Nakuru County targets to vaccinate at least 50,000 cattle against foot and mouth disease in a free vaccination exercise following an outbreak of the disease in some parts of Rongai Sub-County.

County Executive Committee Member (CECM) for Agriculture, Livestock, Fisheries, and Cooperatives Leonard Bor said the vaccination drive was already underway at Koisamo and Losibil dips within Soin Ward in Rongai.

The CECM said the county was also vaccinating other animals, with over 2000 pets (dogs and cats) having been vaccinated in Rongai to prevent the spread of other diseases and help reduce livestock mortality.

Following the outbreak, Mr. Bor has called on livestock farmers to ensure they avail all their animals for the free vaccination, saying this will help stop exposing their respective regions to possible livestock disease outbreaks.

The CECM explained that lumpy skin disease was a viral disease of cattle that is spread by biting insects. The virus, he added, was closely related to the pox viruses of sheep and goats and causes nodular skin lesions on the animal’s body, hence the need for urgent action to ensure all the animals are vaccinated.

The County official explained that the viral disease, which was very contagious, caused mouth ulcers and foot lesions in cattle, goats, and sheep and had killed dozens of animals in the region.

While saying that the majority of farmers within the devolved unit were to blame for the disease outbreaks as they had neglected vaccinating and deworming their livestock, Mr. Bor appealed to the farmers to take the vaccination exercise seriously to help stop the spread of the viral diseases.

He said the most effective way of containing foot and mouth disease during outbreaks was to restrict the movement of animals to prevent the safe animals from having contact with infected ones.

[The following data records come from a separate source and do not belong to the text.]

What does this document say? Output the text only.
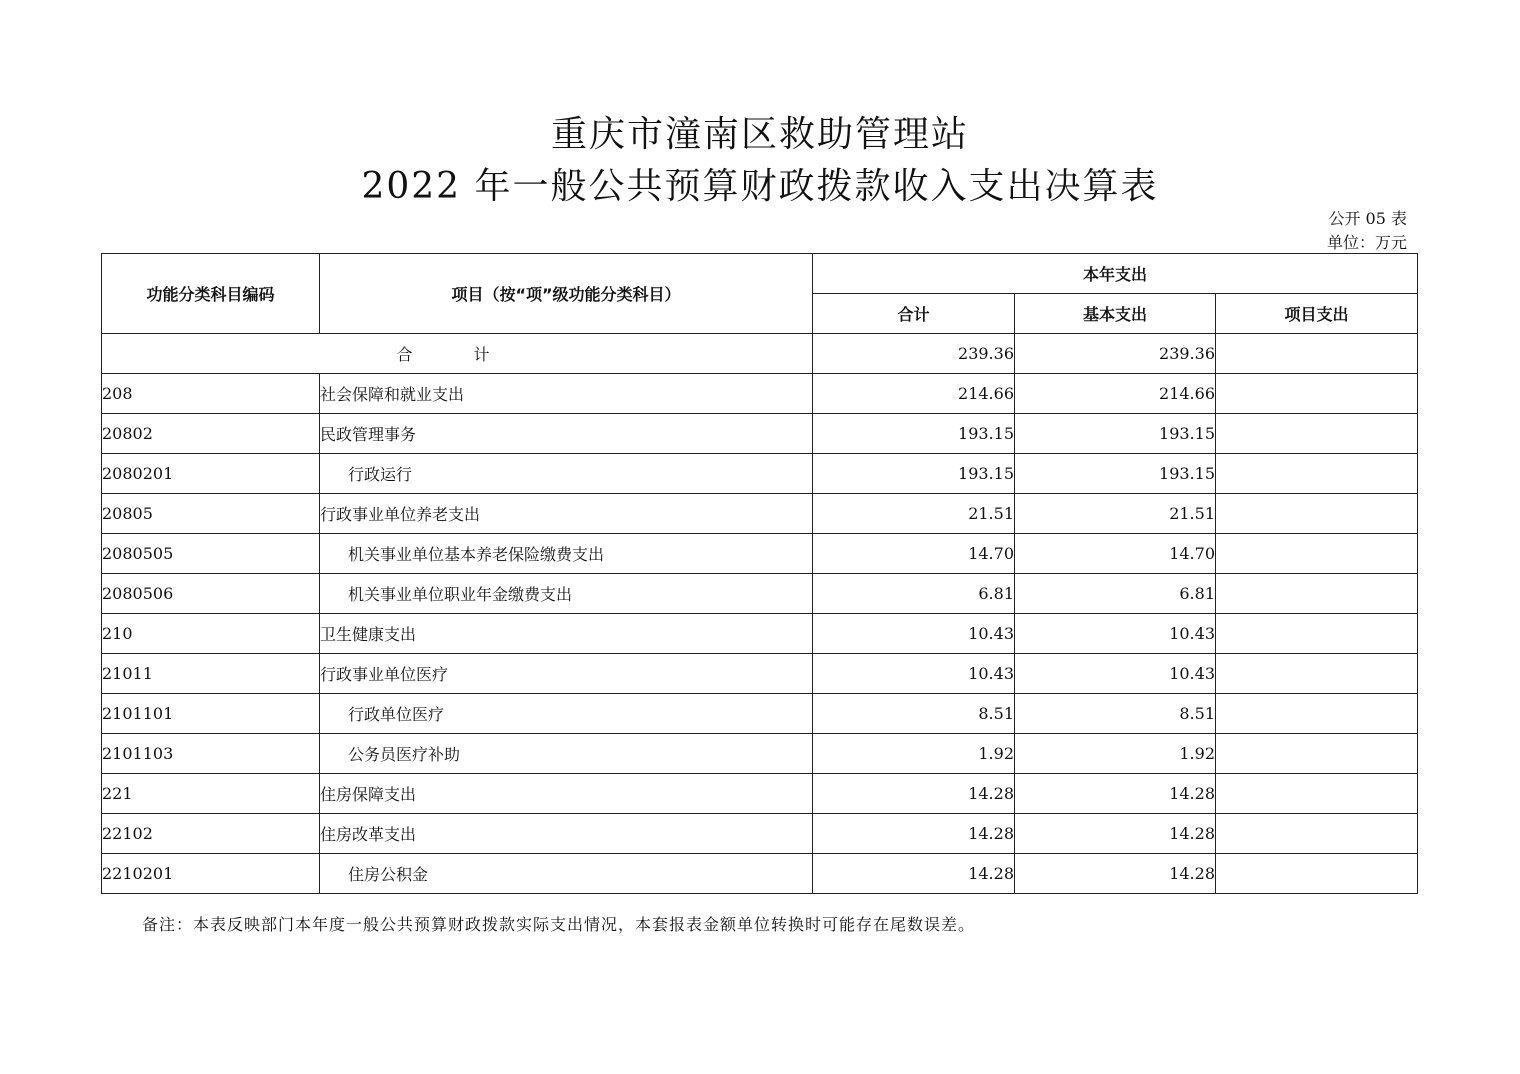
重庆市潼南区救助管理站
2022 年一般公共预算财政拨款收入支出决算表
公开 05 表
单位：万元
功能分类科目编码	项目（按“项”级功能分类科目）	本年支出		
		合计	基本支出	项目支出
合 计		239.36	239.36	
208	社会保障和就业支出	214.66	214.66	
20802	民政管理事务	193.15	193.15	
2080201	行政运行	193.15	193.15	
20805	行政事业单位养老支出	21.51	21.51	
2080505	机关事业单位基本养老保险缴费支出	14.70	14.70	
2080506	机关事业单位职业年金缴费支出	6.81	6.81	
210	卫生健康支出	10.43	10.43	
21011	行政事业单位医疗	10.43	10.43	
2101101	行政单位医疗	8.51	8.51	
2101103	公务员医疗补助	1.92	1.92	
221	住房保障支出	14.28	14.28	
22102	住房改革支出	14.28	14.28	
2210201	住房公积金	14.28	14.28	
备注：本表反映部门本年度一般公共预算财政拨款实际支出情况，本套报表金额单位转换时可能存在尾数误差。
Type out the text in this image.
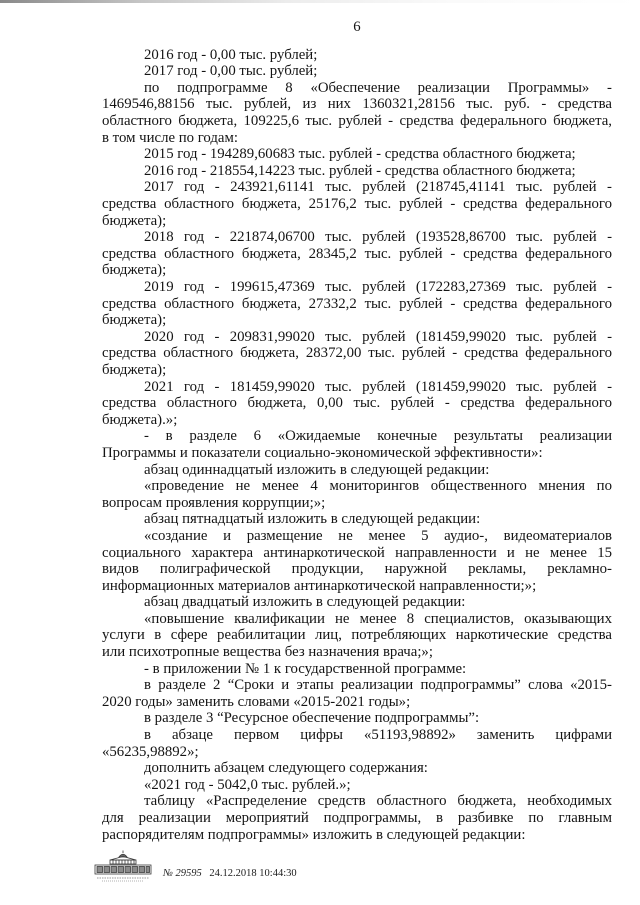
6
2016 год - 0,00 тыс. рублей;
2017 год - 0,00 тыс. рублей;
по подпрограмме 8 «Обеспечение реализации Программы» -
1469546,88156 тыс. рублей, из них 1360321,28156 тыс. руб. - средства
областного бюджета, 109225,6 тыс. рублей - средства федерального бюджета,
в том числе по годам:
2015 год - 194289,60683 тыс. рублей - средства областного бюджета;
2016 год - 218554,14223 тыс. рублей - средства областного бюджета;
2017 год - 243921,61141 тыс. рублей (218745,41141 тыс. рублей -
средства областного бюджета, 25176,2 тыс. рублей - средства федерального
бюджета);
2018 год - 221874,06700 тыс. рублей (193528,86700 тыс. рублей -
средства областного бюджета, 28345,2 тыс. рублей - средства федерального
бюджета);
2019 год - 199615,47369 тыс. рублей (172283,27369 тыс. рублей -
средства областного бюджета, 27332,2 тыс. рублей - средства федерального
бюджета);
2020 год - 209831,99020 тыс. рублей (181459,99020 тыс. рублей -
средства областного бюджета, 28372,00 тыс. рублей - средства федерального
бюджета);
2021 год - 181459,99020 тыс. рублей (181459,99020 тыс. рублей -
средства областного бюджета, 0,00 тыс. рублей - средства федерального
бюджета).»;
- в разделе 6 «Ожидаемые конечные результаты реализации
Программы и показатели социально-экономической эффективности»:
абзац одиннадцатый изложить в следующей редакции:
«проведение не менее 4 мониторингов общественного мнения по
вопросам проявления коррупции;»;
абзац пятнадцатый изложить в следующей редакции:
«создание и размещение не менее 5 аудио-, видеоматериалов
социального характера антинаркотической направленности и не менее 15
видов полиграфической продукции, наружной рекламы, рекламно-
информационных материалов антинаркотической направленности;»;
абзац двадцатый изложить в следующей редакции:
«повышение квалификации не менее 8 специалистов, оказывающих
услуги в сфере реабилитации лиц, потребляющих наркотические средства
или психотропные вещества без назначения врача;»;
- в приложении № 1 к государственной программе:
в разделе 2 “Сроки и этапы реализации подпрограммы” слова «2015-
2020 годы» заменить словами «2015-2021 годы»;
в разделе 3 “Ресурсное обеспечение подпрограммы”:
в абзаце первом цифры «51193,98892» заменить цифрами
«56235,98892»;
дополнить абзацем следующего содержания:
«2021 год - 5042,0 тыс. рублей.»;
таблицу «Распределение средств областного бюджета, необходимых
для реализации мероприятий подпрограммы, в разбивке по главным
распорядителям подпрограммы» изложить в следующей редакции:
№ 29595 24.12.2018 10:44:30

According to reports from the county government, livestock farming earns Nakuru farmers millions of shillings annually through the sale of milk and meat products.

The reports also indicate that at least 70 per cent of the total acreage of land in Nakuru is agriculturally productive, with a large potential for livestock production.

Milk production in Nakuru is said to have been rising gradually in the past four years due to the adoption of good agricultural practices by smallholder farmers and increased investments in milk collection and cooling infrastructure by the Ministry of Agriculture, the County Government, and private sector players.

Governor Susan Kihika earlier said that her government, through sustained empowerment by processors such as New KCC and Brookside Dairy Limited, has been training dairy farmers on good dairy practices that encourage growth in milk volumes.

She said Dairy farmers in Nakuru were pocketing at least Sh 1.6 million daily in raw milk sales to processors.

The growing fortunes of dairy, she added, had seen nearly every household in all the 11 Sub Counties, especially those in the rural areas, keep at least one dairy cow, as families seek a regular source of income.